In his critically acclaimed book, “Authors of Their Lives: The Personal Correspondence of British Immigrants to North America in the Nineteenth Century” (2006, NYU Press), UB historian David A. Gerber analyzes the cycle of correspondence between immigrants and their homelands to uncover the critical role played by letters in reformulating personal relationships made vulnerable by separation.

Gerber is professor and chair of the Department of History, College of Arts and Sciences, and his book, now considered the definitive study of American and Canadian immigrant letters, has received the 2008 Moroney Senior Award from the United States Postal Service.

The award carries a $2,000 cash prize and was presented to Gerber recently at ceremony at the Main Post Office in Buffalo. A Junior Award of $1,000 was presented to a graduate student in California.

The awards honoring Rita Lloyd Moroney, historian of the U.S. Postal Service from 1973-91, are designed to encourage scholarship on the history of the American postal system and to raise awareness about the significance of the postal system in American life.
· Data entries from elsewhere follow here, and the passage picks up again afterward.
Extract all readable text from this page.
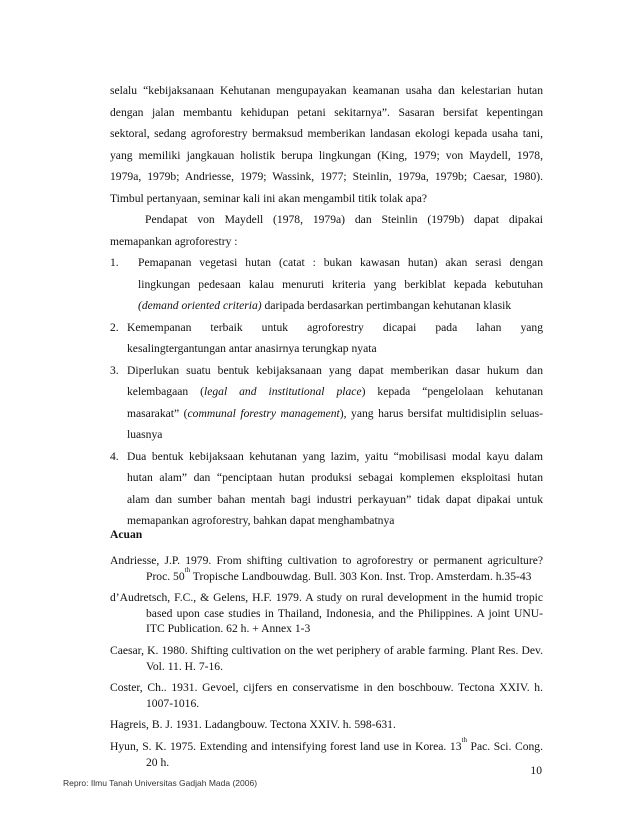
selalu “kebijaksanaan Kehutanan mengupayakan keamanan usaha dan kelestarian hutan
dengan jalan membantu kehidupan petani sekitarnya”. Sasaran bersifat kepentingan
sektoral, sedang agroforestry bermaksud memberikan landasan ekologi kepada usaha tani,
yang memiliki jangkauan holistik berupa lingkungan (King, 1979; von Maydell, 1978,
1979a, 1979b; Andriesse, 1979; Wassink, 1977; Steinlin, 1979a, 1979b; Caesar, 1980).
Timbul pertanyaan, seminar kali ini akan mengambil titik tolak apa?
Pendapat von Maydell (1978, 1979a) dan Steinlin (1979b) dapat dipakai
memapankan agroforestry :
1. Pemapanan vegetasi hutan (catat : bukan kawasan hutan) akan serasi dengan
lingkungan pedesaan kalau menuruti kriteria yang berkiblat kepada kebutuhan
(demand oriented criteria) daripada berdasarkan pertimbangan kehutanan klasik
2. Kemempanan terbaik untuk agroforestry dicapai pada lahan yang
kesalingtergantungan antar anasirnya terungkap nyata
3. Diperlukan suatu bentuk kebijaksanaan yang dapat memberikan dasar hukum dan
kelembagaan (legal and institutional place) kepada “pengelolaan kehutanan
masarakat” (communal forestry management), yang harus bersifat multidisiplin seluas-
luasnya
4. Dua bentuk kebijaksaan kehutanan yang lazim, yaitu “mobilisasi modal kayu dalam
hutan alam” dan “penciptaan hutan produksi sebagai komplemen eksploitasi hutan
alam dan sumber bahan mentah bagi industri perkayuan” tidak dapat dipakai untuk
memapankan agroforestry, bahkan dapat menghambatnya
Acuan
Andriesse, J.P. 1979. From shifting cultivation to agroforestry or permanent agriculture? Proc. 50th Tropische Landbouwdag. Bull. 303 Kon. Inst. Trop. Amsterdam. h.35-43
d’Audretsch, F.C., & Gelens, H.F. 1979. A study on rural development in the humid tropic based upon case studies in Thailand, Indonesia, and the Philippines. A joint UNU-ITC Publication. 62 h. + Annex 1-3
Caesar, K. 1980. Shifting cultivation on the wet periphery of arable farming. Plant Res. Dev. Vol. 11. H. 7-16.
Coster, Ch.. 1931. Gevoel, cijfers en conservatisme in den boschbouw. Tectona XXIV. h. 1007-1016.
Hagreis, B. J. 1931. Ladangbouw. Tectona XXIV. h. 598-631.
Hyun, S. K. 1975. Extending and intensifying forest land use in Korea. 13th Pac. Sci. Cong. 20 h.
10
Repro: Ilmu Tanah Universitas Gadjah Mada (2006)
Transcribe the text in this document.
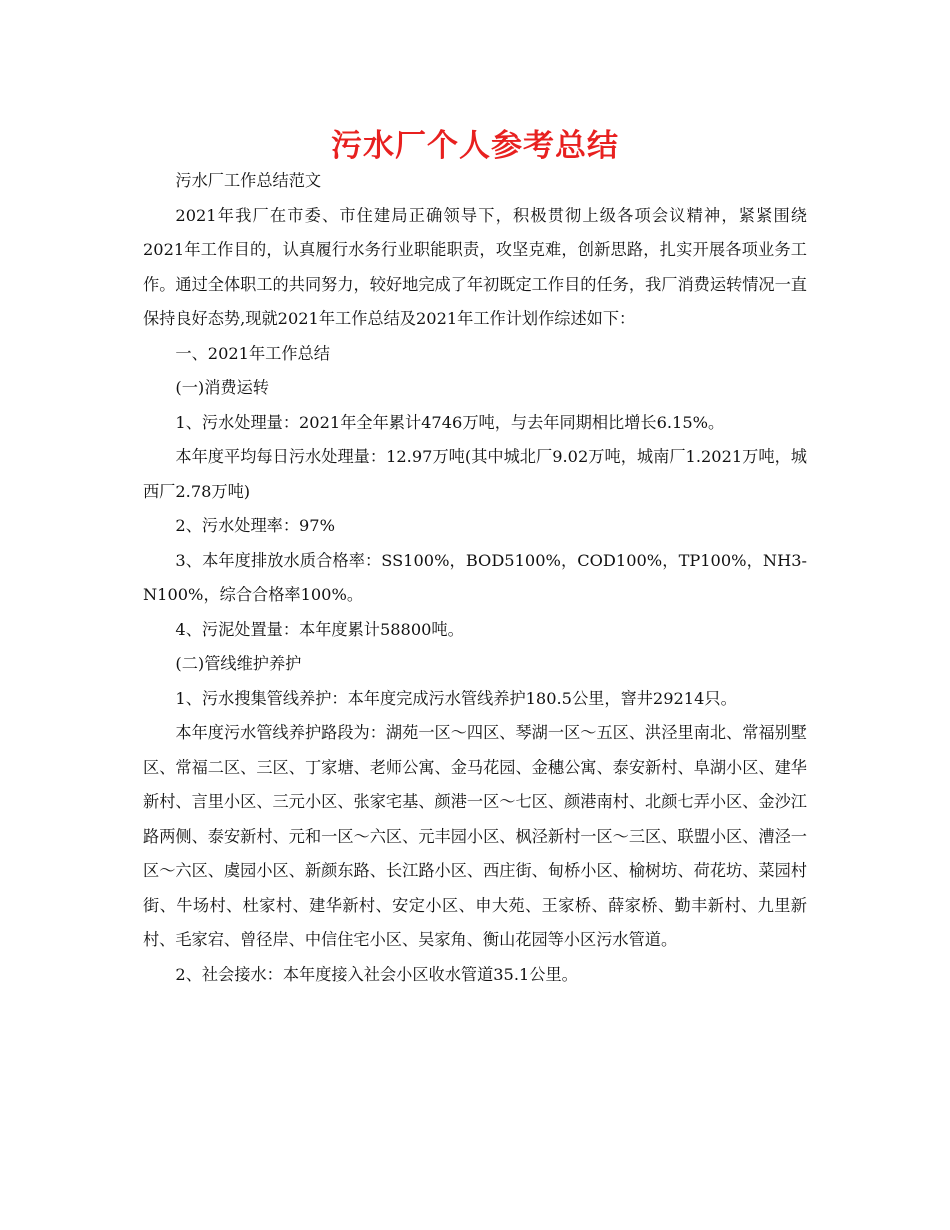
污水厂个人参考总结

污水厂工作总结范文

2021年我厂在市委、市住建局正确领导下，积极贯彻上级各项会议精神，紧紧围绕2021年工作目的，认真履行水务行业职能职责，攻坚克难，创新思路，扎实开展各项业务工作。通过全体职工的共同努力，较好地完成了年初既定工作目的任务，我厂消费运转情况一直保持良好态势,现就2021年工作总结及2021年工作计划作综述如下：

一、2021年工作总结

(一)消费运转

1、污水处理量：2021年全年累计4746万吨，与去年同期相比增长6.15%。

本年度平均每日污水处理量：12.97万吨(其中城北厂9.02万吨，城南厂1.2021万吨，城西厂2.78万吨)

2、污水处理率：97%

3、本年度排放水质合格率：SS100%，BOD5100%，COD100%，TP100%，NH3-N100%，综合合格率100%。

4、污泥处置量：本年度累计58800吨。

(二)管线维护养护

1、污水搜集管线养护：本年度完成污水管线养护180.5公里，窨井29214只。

本年度污水管线养护路段为：湖苑一区～四区、琴湖一区～五区、洪泾里南北、常福别墅区、常福二区、三区、丁家塘、老师公寓、金马花园、金穗公寓、泰安新村、阜湖小区、建华新村、言里小区、三元小区、张家宅基、颜港一区～七区、颜港南村、北颜七弄小区、金沙江路两侧、泰安新村、元和一区～六区、元丰园小区、枫泾新村一区～三区、联盟小区、漕泾一区～六区、虞园小区、新颜东路、长江路小区、西庄街、甸桥小区、榆树坊、荷花坊、菜园村街、牛场村、杜家村、建华新村、安定小区、申大苑、王家桥、薛家桥、勤丰新村、九里新村、毛家宕、曾径岸、中信住宅小区、吴家角、衡山花园等小区污水管道。

2、社会接水：本年度接入社会小区收水管道35.1公里。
Since its publication, “Authors of Their Lives” has been applauded by a broad range of historians and critics for the elegance, insightfulness and the astute and agenda-setting quality of Gerber’s analysis.

In his focus on the cycle of correspondence between immigrants and their homelands, he attends in particular to the role played by letters in reformulating personal relationships. He found that, regardless of their of level of literacy, these ordinary artisans, farmers, factory workers and housewives engaged in correspondence that lasted for years and addressed subjects of the most profound emotional and practical significance.

Their letters, Gerber maintains, provided sources of continuity in lives disrupted by movement across vast spaces that disrupted personal identities so dependent upon continuity between past and present.